To practice a polite and dignified manner of speaking. (To be continued in all age groups.)

[7-8]: To learn to weigh one’s views in the light of facts.

To learn to listen to and ponder carefully the viewpoints presented by others. (To be continued in age group 9-10).

To practice a polite and dignified manner of speaking. ( To be continued in all age groups).

[9-10]: To learn to listen to and ponder carefully the viewpoints presented by others. (Continued from age group 7-8).

To practice striving for a shared view in conversation.

To practice a polite and dignified manner of speaking. (To be continued in all age groups.)

[11-12]: To learn to make joint decisions on the basis of views arrived at mutually (To be continued in age group 13-14.)
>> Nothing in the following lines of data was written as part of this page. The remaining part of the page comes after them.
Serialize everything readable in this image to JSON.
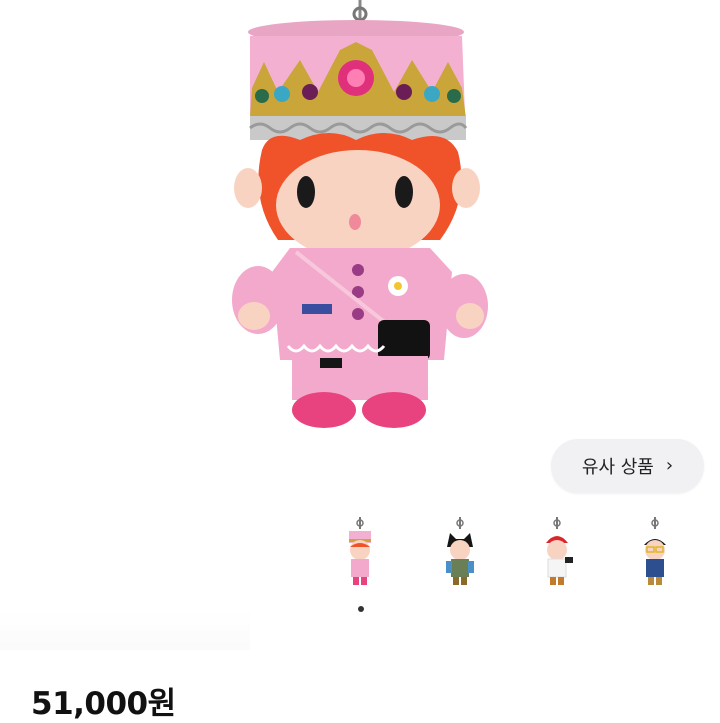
{
  "product": {
    "image": "pink-crown-plush-keyring",
    "price": "51,000원"
  },
  "similar": {
    "label": "유사 상품",
    "chevron": "›"
  },
  "thumbnails": [
    {
      "name": "pink-crown-plush",
      "active": true
    },
    {
      "name": "black-hood-plush",
      "active": false
    },
    {
      "name": "red-cap-plush",
      "active": false
    },
    {
      "name": "glasses-plush",
      "active": false
    }
  ],
  "colors": {
    "accent_pink": "#f3a9cc",
    "button_bg": "#f1f1f3",
    "price_text": "#111111"
  }
}
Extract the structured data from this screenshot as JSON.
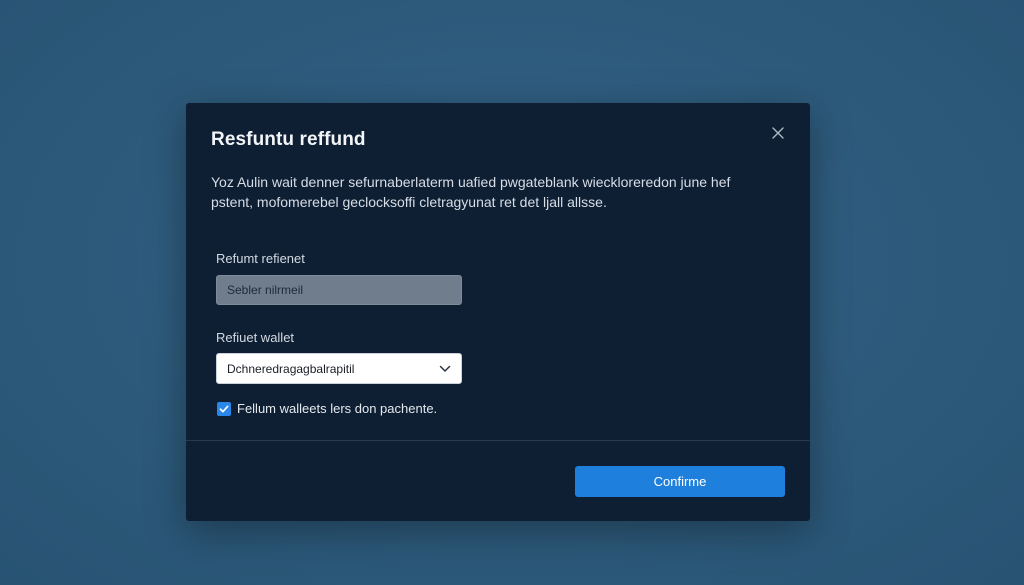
{
  "dialog": {
    "title": "Resfuntu reffund",
    "description": "Yoz Aulin wait denner sefurnaberlaterm uafied pwgateblank wieckloreredon june hef pstent, mofomerebel geclocksoffi cletragyunat ret det ljall allsse.",
    "close_icon": "close-icon"
  },
  "form": {
    "refund_label": "Refumt refienet",
    "refund_placeholder": "Sebler nilrmeil",
    "wallet_label": "Refiuet wallet",
    "wallet_selected": "Dchneredragagbalrapitil",
    "dropdown_icon": "chevron-down-icon",
    "checkbox_label": "Fellum walleets lers don pachente.",
    "checkbox_checked": true
  },
  "footer": {
    "confirm_label": "Confirme"
  },
  "colors": {
    "background": "#2e5b7c",
    "dialog": "#0f1f33",
    "accent": "#1f7fdc"
  }
}
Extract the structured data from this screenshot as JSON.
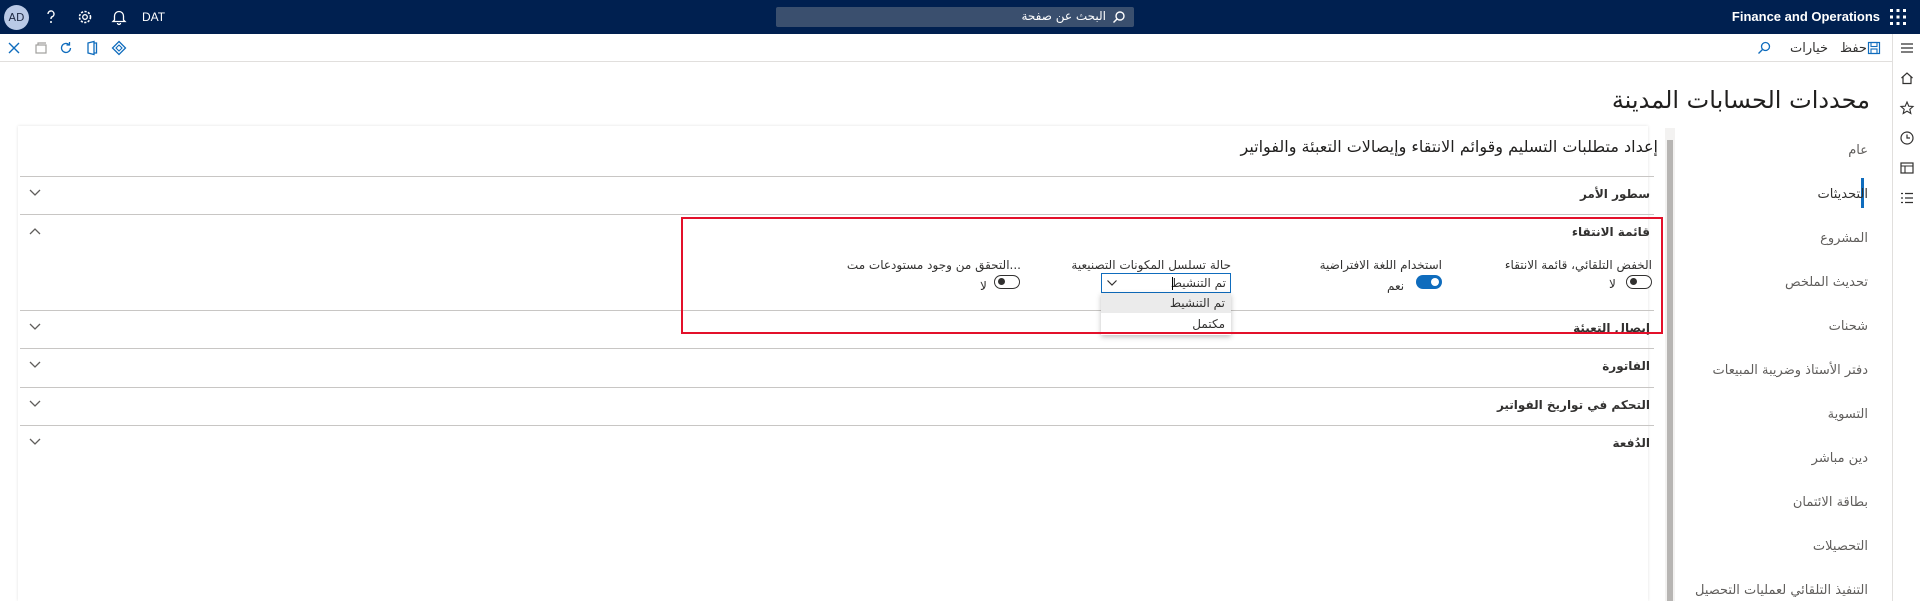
{
  "topbar": {
    "app_title": "Finance and Operations",
    "search_placeholder": "البحث عن صفحة",
    "company": "DAT",
    "avatar_initials": "AD"
  },
  "actionbar": {
    "save_label": "حفظ",
    "options_label": "خيارات"
  },
  "page": {
    "title": "محددات الحسابات المدينة",
    "section_title": "إعداد متطلبات التسليم وقوائم الانتقاء وإيصالات التعبئة والفواتير"
  },
  "tabs": [
    {
      "label": "عام"
    },
    {
      "label": "التحديثات"
    },
    {
      "label": "المشروع"
    },
    {
      "label": "تحديث الملخص"
    },
    {
      "label": "شحنات"
    },
    {
      "label": "دفتر الأستاذ وضريبة المبيعات"
    },
    {
      "label": "التسوية"
    },
    {
      "label": "دين مباشر"
    },
    {
      "label": "بطاقة الائتمان"
    },
    {
      "label": "التحصيلات"
    },
    {
      "label": "التنفيذ التلقائي لعمليات التحصيل"
    }
  ],
  "fasttabs": {
    "order_lines": "سطور الأمر",
    "picking_list": "قائمة الانتقاء",
    "packing_slip": "إيصال التعبئة",
    "invoice": "الفاتورة",
    "invoice_dates": "التحكم في تواريخ الفواتير",
    "payment": "الدُفعة"
  },
  "picking_fields": {
    "auto_reduce_label": "الخفض التلقائي، قائمة الانتقاء",
    "auto_reduce_value": "لا",
    "default_language_label": "استخدام اللغة الافتراضية",
    "default_language_value": "نعم",
    "bom_status_label": "حالة تسلسل المكونات التصنيعية",
    "bom_status_value": "تم التنشيط",
    "warehouse_check_label": "التحقق من وجود مستودعات مت...",
    "warehouse_check_value": "لا"
  },
  "dropdown_options": [
    "تم التنشيط",
    "مكتمل"
  ],
  "colors": {
    "topbar": "#002050",
    "accent": "#0f6cbd",
    "highlight": "#e3102a"
  }
}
To learn to keep one’s emotions under control and one’s thoughts as objective as possible during consultation. (To be continued in age group 13-14.)

To practice a polite and dignified manner of speaking. (To be continued in all age groups.)

[13-14]: To learn to make joint decisions on the basis of views arrived at mutually. (Continued from age group 11-12).

That’s the end of the Finnish vision for Global Education. It’s how education to fulfill the vision of the UN Universal Declaration of Human Rights gets met. It’s the embodiment in how to educate to create a Mindset to see oneself as a “citizen of humanity” ready to fulfill now imposed obligations to serve the “well-being of all” occurs.

The phrase “behavioral programming’ in the title now seems like an understatement, doesn’t it?